Selling a 60 year old bottle of fancypants booze
January 30, 2006 11:14 PM   Subscribe

My great-grandpa never opened his huge display bottle of Benedictine in a fancy wooden cradle. How can I find a buyer, or at least valuation, for this rarity?

So there's this BIG (2 quart?) bottle of Benedictine liqueur that my grandma bought as a gift for her dad, she figures about 60 years ago. It is an impressive item, cradled in a complex wooden rocking cradle, wrapped with a lead ribbon, with a red printed wax seal on the face. And while the lead ribbon has torn some of the neck label and come loose from the seal, and the cork sunk in the neck when I moved the bottle by car last week, the contents are untouched. There is a 72 cent tax stamp on the neck and labels on the back in French and Spanish, the latter referencing Guadalajara. My family lived in L.A., so this may have been a TJ treasure.

Dada Louie died in 1971 (I fondly recall his Donald Duck impressions and the Newton's cradle on his desk), and it went back to my grandma, who only recently discovered she likes the taste of Mudslides, but otherwise is dry. Now she says that she'd to sell the famous family bottle if it's a collector's item. It is certainly striking.

Any pointers to dealers or eBay-type operations where weird old booze is welcome would be much appreciated. I did see the previous Ask Q about selling a bottle of Scotch, but that was a new bottle, and the consensus was to keep or drink it. Hey, we're thinking about it! But I suspect a new bottle of Benedictine would taste just as sweet to grandma and me, especially if it could finance scads of them.
posted by Scram to Food & Drink (5 answers total) 1 user marked this as a favorite
 
If the seal is loose and the cork just sank, you might be better off drinking it now, and enjoying the bottle as a display item.

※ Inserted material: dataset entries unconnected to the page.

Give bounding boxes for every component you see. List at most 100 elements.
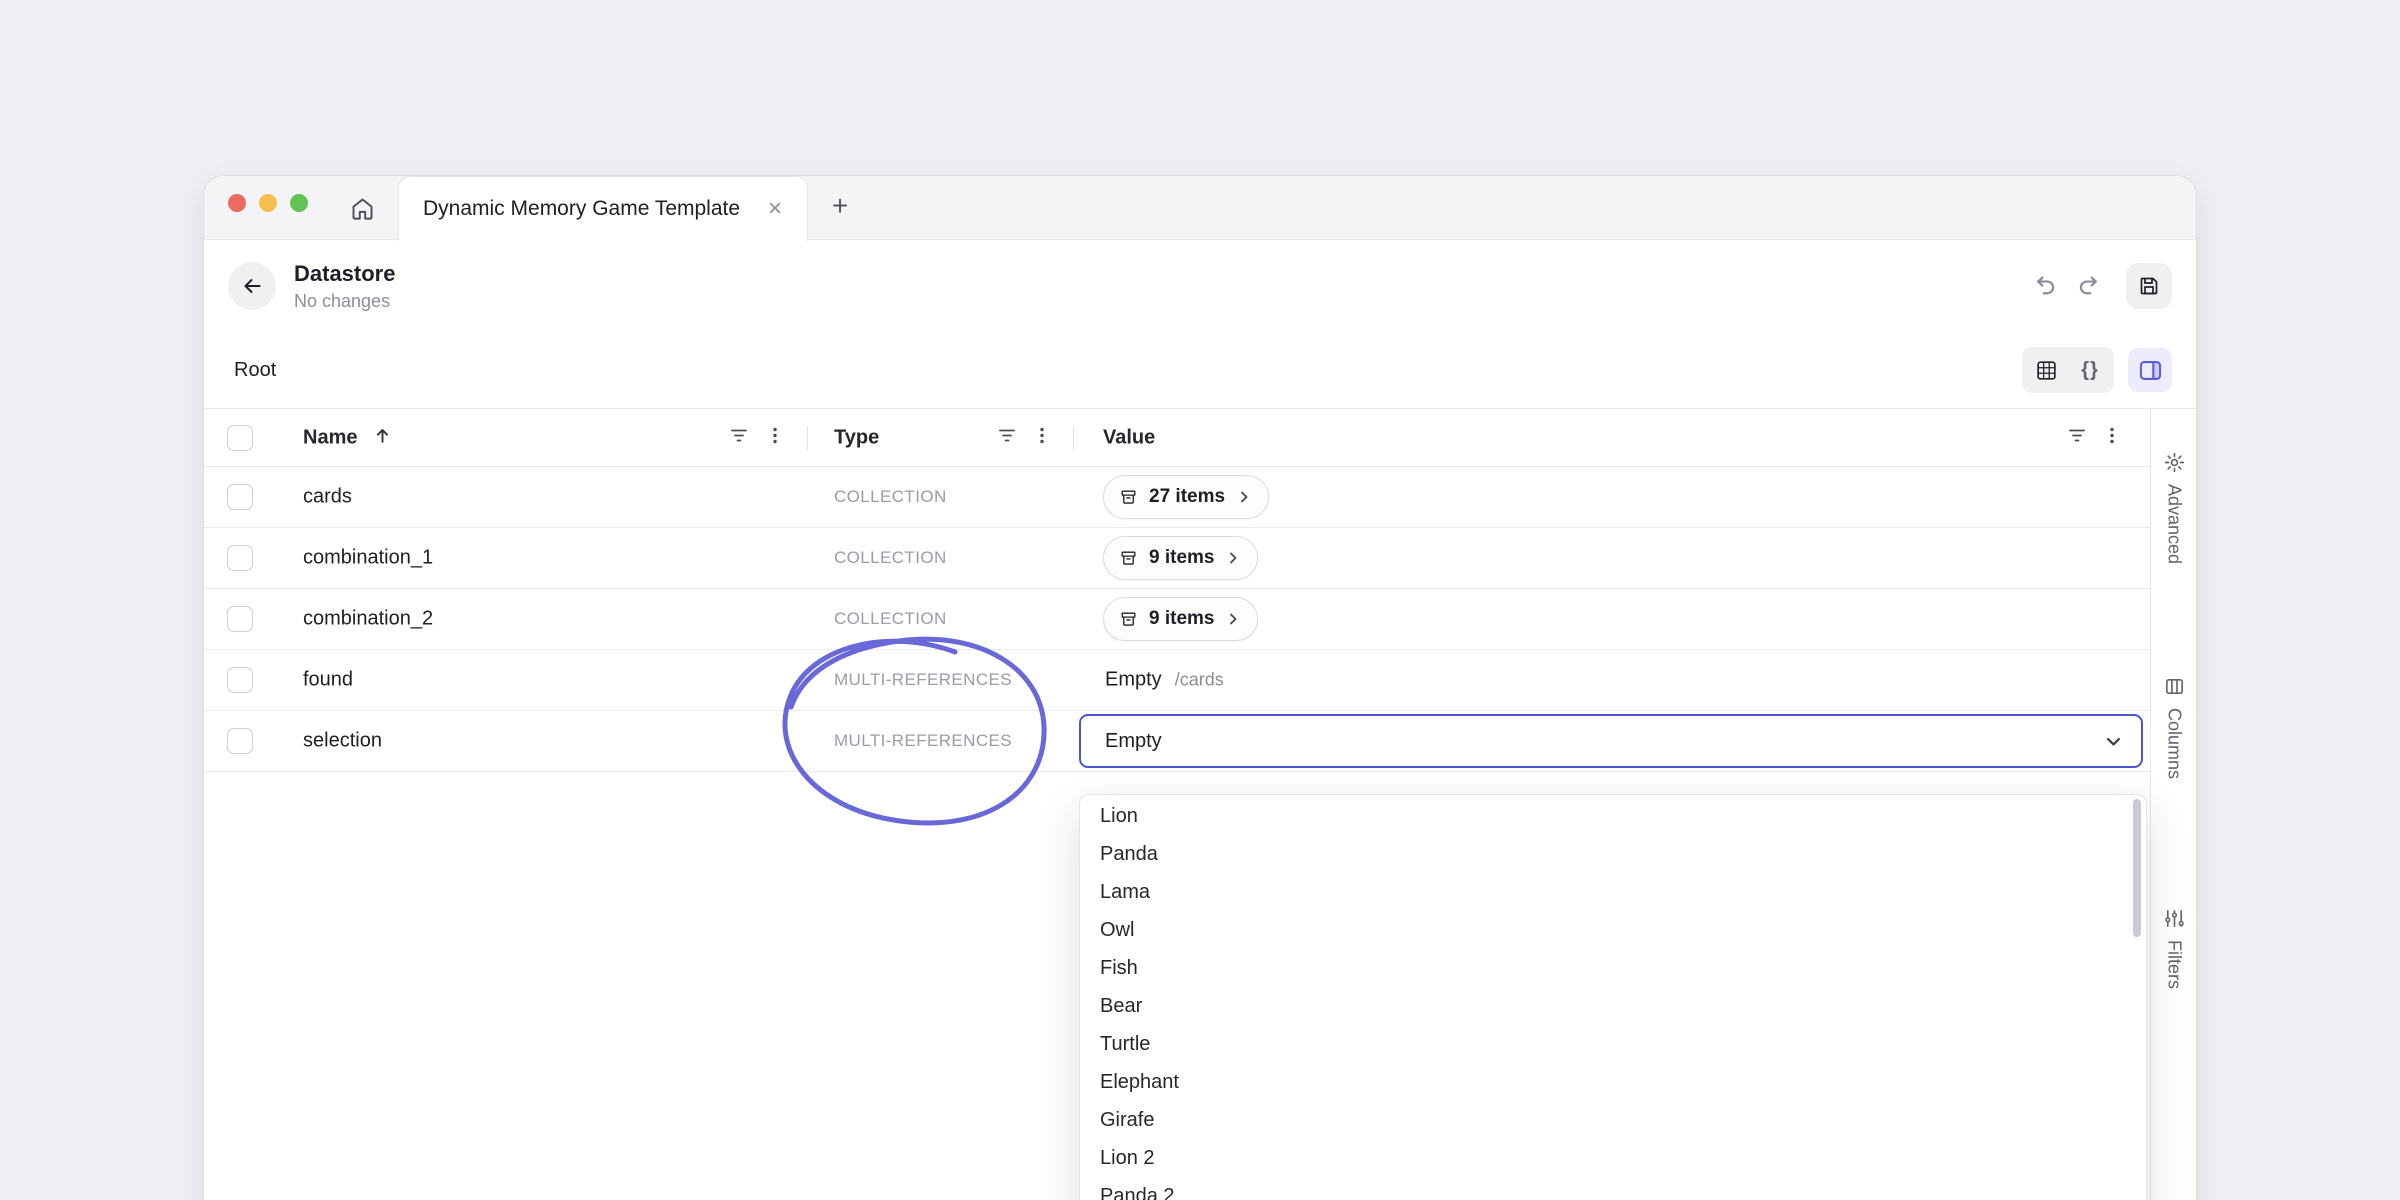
select-all-checkbox[interactable]: [227, 425, 253, 451]
new-tab-button[interactable]: +: [826, 190, 854, 226]
page-subtitle: No changes: [294, 291, 395, 312]
table-view-button[interactable]: [2025, 350, 2067, 390]
table-row[interactable]: combination_1 COLLECTION 9 items: [204, 528, 2150, 589]
right-sidebar: Advanced Columns Filters: [2150, 409, 2196, 1200]
dropdown-option[interactable]: Turtle: [1080, 1025, 2146, 1063]
column-header-type[interactable]: Type: [834, 426, 879, 449]
dropdown-option[interactable]: Lion 2: [1080, 1139, 2146, 1177]
json-view-button[interactable]: {}: [2069, 350, 2111, 390]
archive-box-icon: [1119, 488, 1138, 507]
value-path: /cards: [1175, 670, 1224, 691]
app-window: Dynamic Memory Game Template × + Datasto…: [204, 176, 2196, 1200]
arrow-left-icon: [239, 273, 265, 299]
column-header-name[interactable]: Name: [303, 426, 357, 449]
page-header: Datastore No changes: [204, 240, 2196, 332]
table-row[interactable]: selection MULTI-REFERENCES Empty: [204, 711, 2150, 772]
column-header-value[interactable]: Value: [1103, 426, 1155, 449]
value-menu-icon[interactable]: [2101, 424, 2123, 451]
dropdown-option[interactable]: Owl: [1080, 911, 2146, 949]
redo-button[interactable]: [2070, 266, 2110, 306]
name-menu-icon[interactable]: [764, 424, 786, 451]
name-filter-icon[interactable]: [728, 424, 750, 451]
dropdown-option[interactable]: Panda: [1080, 835, 2146, 873]
row-checkbox[interactable]: [227, 728, 253, 754]
dropdown-option[interactable]: Bear: [1080, 987, 2146, 1025]
redo-icon: [2076, 272, 2104, 300]
row-type: MULTI-REFERENCES: [834, 670, 1012, 690]
breadcrumb-bar: Root {}: [204, 332, 2196, 409]
page-title: Datastore: [294, 261, 395, 287]
collection-pill-button[interactable]: 27 items: [1103, 475, 1269, 519]
home-button[interactable]: [348, 194, 376, 222]
row-checkbox[interactable]: [227, 667, 253, 693]
dropdown-option[interactable]: Girafe: [1080, 1101, 2146, 1139]
dropdown-option[interactable]: Lion: [1080, 797, 2146, 835]
row-checkbox[interactable]: [227, 606, 253, 632]
type-filter-icon[interactable]: [996, 424, 1018, 451]
sidebar-item-advanced[interactable]: Advanced: [2151, 451, 2196, 564]
dropdown-option[interactable]: Elephant: [1080, 1063, 2146, 1101]
save-icon: [2137, 274, 2161, 298]
collection-pill-button[interactable]: 9 items: [1103, 536, 1258, 580]
value-label: 27 items: [1149, 486, 1225, 508]
archive-box-icon: [1119, 610, 1138, 629]
gear-icon: [2163, 451, 2186, 474]
sidebar-item-columns[interactable]: Columns: [2151, 675, 2196, 779]
filters-icon: [2163, 907, 2186, 930]
row-type: COLLECTION: [834, 548, 947, 568]
chevron-right-icon: [1225, 550, 1241, 566]
row-name: found: [303, 669, 353, 692]
reference-value[interactable]: Empty /cards: [1105, 669, 1224, 692]
column-divider: [807, 426, 808, 450]
tab-close-icon[interactable]: ×: [761, 195, 789, 223]
table-row[interactable]: found MULTI-REFERENCES Empty /cards: [204, 650, 2150, 711]
tab-active[interactable]: Dynamic Memory Game Template ×: [398, 176, 808, 241]
table-grid-icon: [2034, 358, 2059, 383]
value-label: Empty: [1105, 730, 1162, 753]
value-filter-icon[interactable]: [2066, 424, 2088, 451]
row-name: cards: [303, 486, 352, 509]
undo-icon: [2030, 272, 2058, 300]
dropdown-scrollbar[interactable]: [2133, 799, 2141, 937]
braces-icon: {}: [2081, 359, 2099, 382]
home-icon: [349, 195, 376, 222]
close-window-button[interactable]: [228, 194, 246, 212]
value-select[interactable]: Empty: [1079, 714, 2143, 768]
row-value: 9 items: [1079, 597, 2147, 641]
undo-button[interactable]: [2024, 266, 2064, 306]
value-dropdown: LionPandaLamaOwlFishBearTurtleElephantGi…: [1079, 794, 2147, 1200]
minimize-window-button[interactable]: [259, 194, 277, 212]
title-block: Datastore No changes: [294, 261, 395, 312]
sidebar-label: Advanced: [2164, 484, 2185, 564]
dropdown-option[interactable]: Fish: [1080, 949, 2146, 987]
save-button[interactable]: [2126, 263, 2172, 309]
window-controls: [228, 194, 308, 212]
columns-icon: [2163, 675, 2186, 698]
type-menu-icon[interactable]: [1031, 424, 1053, 451]
sidebar-label: Filters: [2164, 940, 2185, 989]
dropdown-option[interactable]: Panda 2: [1080, 1177, 2146, 1200]
row-value: 27 items: [1079, 475, 2147, 519]
sort-ascending-icon[interactable]: [372, 425, 393, 451]
value-label: 9 items: [1149, 608, 1214, 630]
row-type: COLLECTION: [834, 487, 947, 507]
dropdown-list: LionPandaLamaOwlFishBearTurtleElephantGi…: [1080, 797, 2146, 1200]
table-header-row: Name Type Value: [204, 409, 2150, 467]
side-panel-icon: [2137, 357, 2164, 384]
table-body: cards COLLECTION 27 items combination_1 …: [204, 467, 2150, 772]
back-button[interactable]: [228, 262, 276, 310]
side-panel-toggle-button[interactable]: [2128, 348, 2172, 392]
breadcrumb[interactable]: Root: [234, 359, 276, 382]
chevron-right-icon: [1236, 489, 1252, 505]
collection-pill-button[interactable]: 9 items: [1103, 597, 1258, 641]
chevron-down-icon: [2104, 732, 2123, 751]
row-type: MULTI-REFERENCES: [834, 731, 1012, 751]
row-name: combination_1: [303, 547, 433, 570]
sidebar-item-filters[interactable]: Filters: [2151, 907, 2196, 989]
dropdown-option[interactable]: Lama: [1080, 873, 2146, 911]
table-row[interactable]: cards COLLECTION 27 items: [204, 467, 2150, 528]
row-checkbox[interactable]: [227, 484, 253, 510]
maximize-window-button[interactable]: [290, 194, 308, 212]
row-checkbox[interactable]: [227, 545, 253, 571]
table-row[interactable]: combination_2 COLLECTION 9 items: [204, 589, 2150, 650]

Although I can't imagine how long it would take to go through a jeraboam of Benedictine...That's a lot of Singapore Slings.
posted by BitterOldPunk at 12:03 AM on January 31, 2006


Well, you could expect to pay about $50 US for one litre of recent Benedictine, and I saw a 1945 bottle of rum listed here for about 400E. I suspect that it could be worth up to a grand or so. But you might want to ask them if they'd be interested in it.
posted by solid-one-love at 12:08 AM on January 31, 2006


Next time you're at your local family-run liquor store, ask them. Generally they've seen all kinds of this stuff over the years and have an idea of what it's worth, if not from owning it, from being asked by others.
posted by miniape at 6:21 AM on January 31, 2006


Try asking the folks at "What Is It Worth?" and see if they have an idea...
posted by jeanmari at 8:58 AM on January 31, 2006


Response by poster: Thanks for the suggestions. I've written to finestandrarest, and will try to snap some pix to send to What Is It Worth? as well. I did speak to a local liquor store owner, who speculated it might be worth $1500, and noted that even with the loose cork, the liqueur should taste the same today as when it was bottled... all the more reason to sell it as a rarity rather than consuming it.